REPUBLIKA.CO.ID, JAKARTA -- Badan Pusat Statistik (BPS) menyampaikan akan kembali melakukan survei biaya hidup (SBH) untuk mendapatkan pola konsumsi masyarakat terbaru. Data tersebut akan menjadi diagram timbang terbaru dalam penghitungan tingkat inflasi yang dicatat BPS setiap bulan.
Kepala BPS, Margo Yuwono, mengatakan, biaya hidup sebagai tahun dasar penghitungan inflasi oleh BPS terakhir diperbarui pada 2018 lalu. Ia mengatakan, seiring tren belanja daring dan pola konsumsi masyarakat yang mengalami disrupsi pasca pandemi, terdapat banyak perubahan konsumsi dari masyarakat.
"Pola konsumsi masyarakat telah berubah karena ada pergeseran sehingga perlu adanya penyesuaian.
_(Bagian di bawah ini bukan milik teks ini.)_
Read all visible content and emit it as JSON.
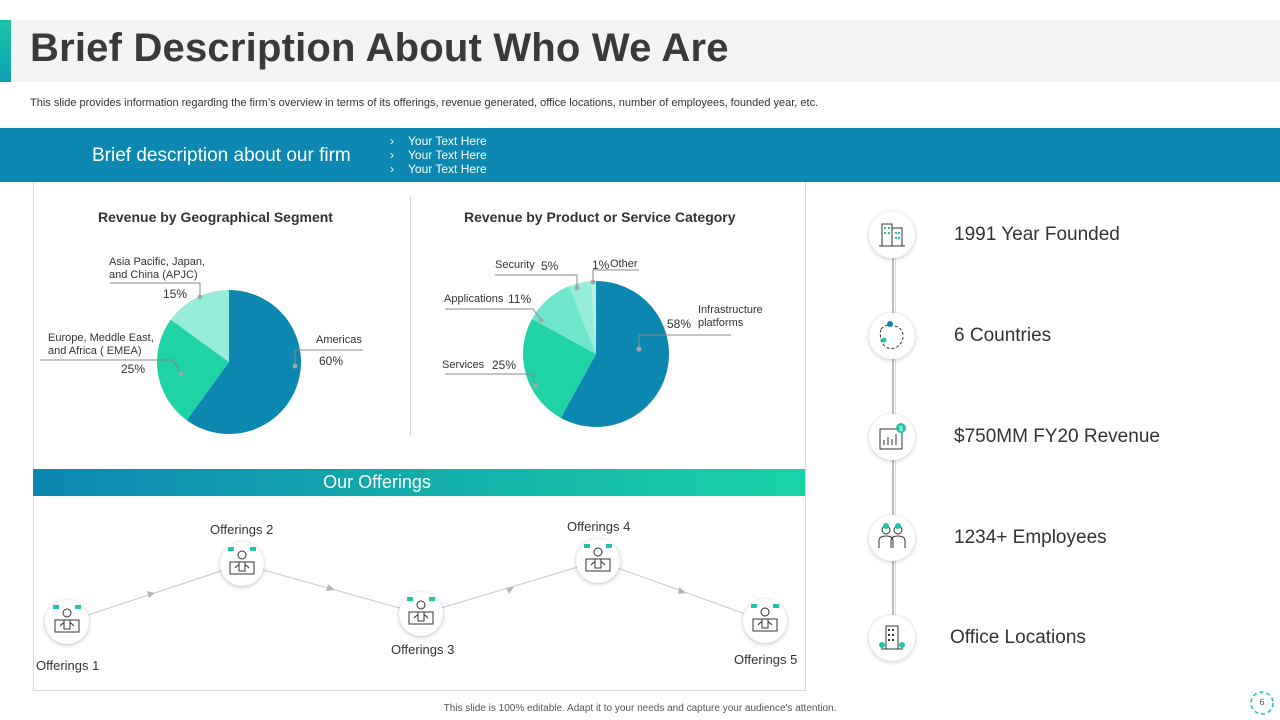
{
  "title": "Brief Description About Who We Are",
  "subtitle": "This slide provides information regarding the firm’s overview in terms of its offerings, revenue generated, office locations, number of employees, founded year, etc.",
  "banner": {
    "title": "Brief description about our firm",
    "bullets": [
      "Your Text Here",
      "Your Text Here",
      "Your Text Here"
    ],
    "bullet_glyph": "›"
  },
  "colors": {
    "dark": "#0b87b0",
    "mid": "#1fd3a6",
    "light": "#97ecd9",
    "lighter": "#b8f1e4",
    "accent": "#1ac5a8"
  },
  "chart_data": [
    {
      "type": "pie",
      "title": "Revenue by Geographical Segment",
      "slices": [
        {
          "label": "Americas",
          "value": 60,
          "display": "60%"
        },
        {
          "label": "Europe, Meddle East, and Africa ( EMEA)",
          "label_lines": [
            "Europe, Meddle East,",
            "and Africa ( EMEA)"
          ],
          "value": 25,
          "display": "25%"
        },
        {
          "label": "Asia Pacific, Japan, and China (APJC)",
          "label_lines": [
            "Asia Pacific, Japan,",
            "and China (APJC)"
          ],
          "value": 15,
          "display": "15%"
        }
      ]
    },
    {
      "type": "pie",
      "title": "Revenue by Product or Service Category",
      "slices": [
        {
          "label": "Infrastructure platforms",
          "label_lines": [
            "Infrastructure",
            "platforms"
          ],
          "value": 58,
          "display": "58%"
        },
        {
          "label": "Services",
          "value": 25,
          "display": "25%"
        },
        {
          "label": "Applications",
          "value": 11,
          "display": "11%"
        },
        {
          "label": "Security",
          "value": 5,
          "display": "5%"
        },
        {
          "label": "Other",
          "value": 1,
          "display": "1%"
        }
      ]
    }
  ],
  "offerings": {
    "title": "Our Offerings",
    "items": [
      "Offerings  1",
      "Offerings  2",
      "Offerings  3",
      "Offerings  4",
      "Offerings  5"
    ]
  },
  "stats": [
    {
      "text": "1991 Year Founded",
      "icon": "building-icon"
    },
    {
      "text": "6 Countries",
      "icon": "map-icon"
    },
    {
      "text": "$750MM FY20 Revenue",
      "icon": "revenue-chart-icon"
    },
    {
      "text": "1234+ Employees",
      "icon": "employees-icon"
    },
    {
      "text": "Office Locations",
      "icon": "office-building-icon"
    }
  ],
  "footer": "This slide is 100% editable.  Adapt it to your needs and capture your audience's attention.",
  "page_number": "6"
}
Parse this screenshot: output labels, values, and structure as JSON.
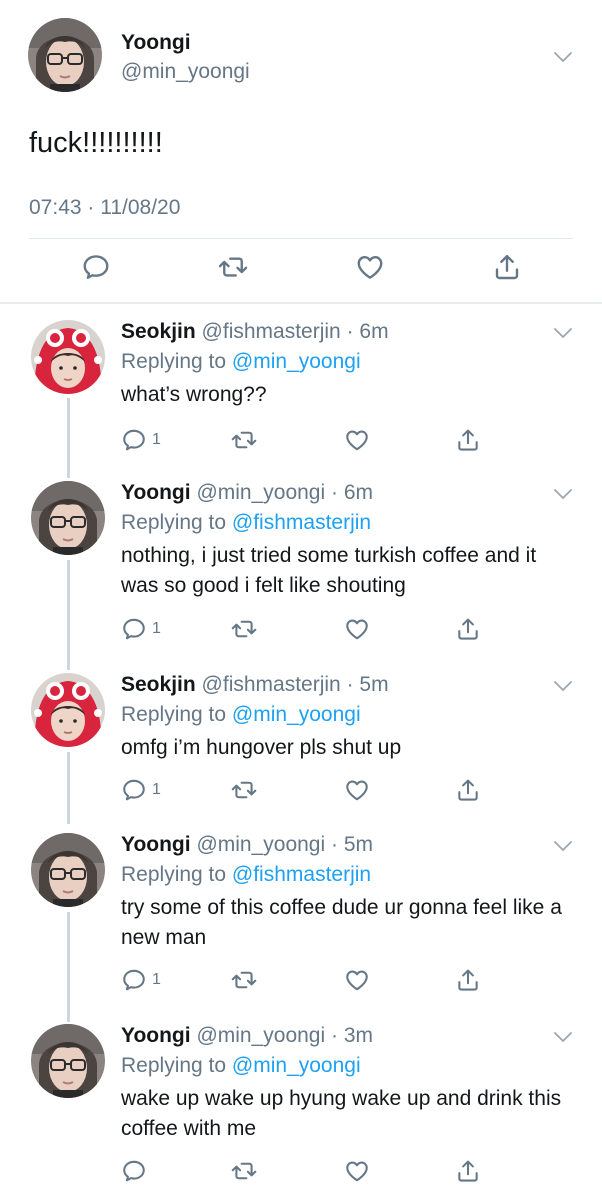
{
  "main_tweet": {
    "author_name": "Yoongi",
    "author_handle": "@min_yoongi",
    "text": "fuck!!!!!!!!!!",
    "timestamp": "07:43 · 11/08/20"
  },
  "replies": [
    {
      "author_name": "Seokjin",
      "meta": "@fishmasterjin · 6m",
      "replying_prefix": "Replying to ",
      "replying_to": "@min_yoongi",
      "text": "what’s wrong??",
      "reply_count": "1",
      "avatar": "red-hat-avatar"
    },
    {
      "author_name": "Yoongi",
      "meta": "@min_yoongi · 6m",
      "replying_prefix": "Replying to ",
      "replying_to": "@fishmasterjin",
      "text": "nothing, i just tried some turkish coffee and it was so good i felt like shouting",
      "reply_count": "1",
      "avatar": "glasses-avatar"
    },
    {
      "author_name": "Seokjin",
      "meta": "@fishmasterjin · 5m",
      "replying_prefix": "Replying to ",
      "replying_to": "@min_yoongi",
      "text": "omfg i’m hungover pls shut up",
      "reply_count": "1",
      "avatar": "red-hat-avatar"
    },
    {
      "author_name": "Yoongi",
      "meta": "@min_yoongi · 5m",
      "replying_prefix": "Replying to ",
      "replying_to": "@fishmasterjin",
      "text": "try some of this coffee dude ur gonna feel like a new man",
      "reply_count": "1",
      "avatar": "glasses-avatar"
    },
    {
      "author_name": "Yoongi",
      "meta": "@min_yoongi · 3m",
      "replying_prefix": "Replying to ",
      "replying_to": "@min_yoongi",
      "text": "wake up wake up hyung wake up and drink this coffee with me",
      "reply_count": "",
      "avatar": "glasses-avatar"
    }
  ],
  "colors": {
    "text": "#14171a",
    "secondary": "#657786",
    "link": "#1da1f2",
    "divider": "#e1e8ed",
    "thread_line": "#ccd6dd"
  },
  "icons": [
    "chevron-down-icon",
    "reply-icon",
    "retweet-icon",
    "like-icon",
    "share-icon"
  ]
}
Kita harus tahu pola konsumsi yang baru," kata Margo dalam Workshop Wartawan BPS, Kamis (25/11).
Lebih lanjut, ia menjelaskan, survei yang dilakukan terdiri dari SBH urban yang mencakup 90 kabupaten/kota dengan jumlah 35.800 rumah tangga. Kemudian SBH perdesaan sebagai tambahan survei terdiri dari 60 kabupaten dengan jumlah 21.700 rumah tangga.
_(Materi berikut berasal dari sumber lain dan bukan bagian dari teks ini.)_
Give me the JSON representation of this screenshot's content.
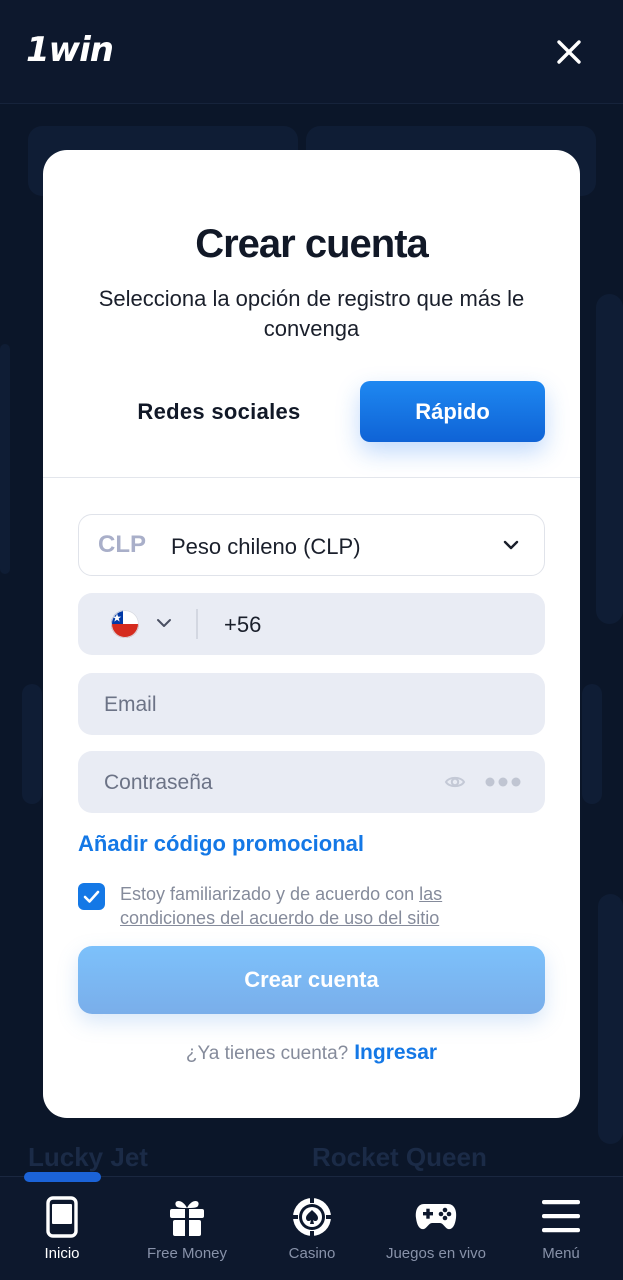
{
  "header": {
    "logo": "1win",
    "close_icon": "close-icon"
  },
  "background": {
    "card_titles": [
      "Lucky Jet",
      "Rocket Queen"
    ]
  },
  "modal": {
    "title": "Crear cuenta",
    "subtitle": "Selecciona la opción de registro que más le convenga",
    "tabs": [
      {
        "label": "Redes sociales",
        "active": false
      },
      {
        "label": "Rápido",
        "active": true
      }
    ],
    "currency": {
      "code": "CLP",
      "name": "Peso chileno (CLP)"
    },
    "phone": {
      "country_flag": "chile-flag-icon",
      "value": "+56"
    },
    "email": {
      "placeholder": "Email"
    },
    "password": {
      "placeholder": "Contraseña"
    },
    "promo_link": "Añadir código promocional",
    "terms": {
      "checked": true,
      "text": "Estoy familiarizado y de acuerdo con ",
      "link": "las condiciones del acuerdo de uso del sitio"
    },
    "submit_label": "Crear cuenta",
    "login_prompt": "¿Ya tienes cuenta?",
    "login_link": "Ingresar"
  },
  "bottom_nav": {
    "items": [
      {
        "label": "Inicio",
        "icon": "phone-icon",
        "active": true
      },
      {
        "label": "Free Money",
        "icon": "gift-icon",
        "active": false
      },
      {
        "label": "Casino",
        "icon": "casino-chip-icon",
        "active": false
      },
      {
        "label": "Juegos en vivo",
        "icon": "gamepad-icon",
        "active": false
      },
      {
        "label": "Menú",
        "icon": "menu-icon",
        "active": false
      }
    ]
  },
  "colors": {
    "accent": "#1478e6",
    "background": "#0b1629",
    "modal": "#ffffff",
    "submit": "#7ab7f2"
  }
}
Deputi Bidang Statistik Sosial BPS, Ateng Hartono, mengatakan, kehadiran e-commerce mengubah pola belanja masyarakat dalam negeri. Termasuk, dari segi harga-harga barang yang diterima oleh konsumen. Hal itu secara langsung bakal mengubah cara penghitungan inflasi.
Ateng menambahkan, inflasi yang dirilis saat ini oleh BPS mengacu pada pola belanja masyarakat disituasi normal sebelum pandemi. Seiring pandemi yang berjalan hampir dua tahun, BPS mendapatkan banyak masukan untuk lebih memperhatikan perubahan pola konsumsi dalam merilis angka inflasi nasional.
Selain itu, kemungkinan terdapat tambahan komoditas yang dibelanjakan oleh masyarakat. Berdasarkan sistem penghitungan saat ini ada 800 komoditas dominan yang selalu disurvei oleh BPS untuk menghitung tingkat inflasi.
"Dengan survei biaya hidup yang kita lakukan tahun depan kita akan mendapatkan gambaran pola belanja masyarakat yang sebenarnya ada," kata dia.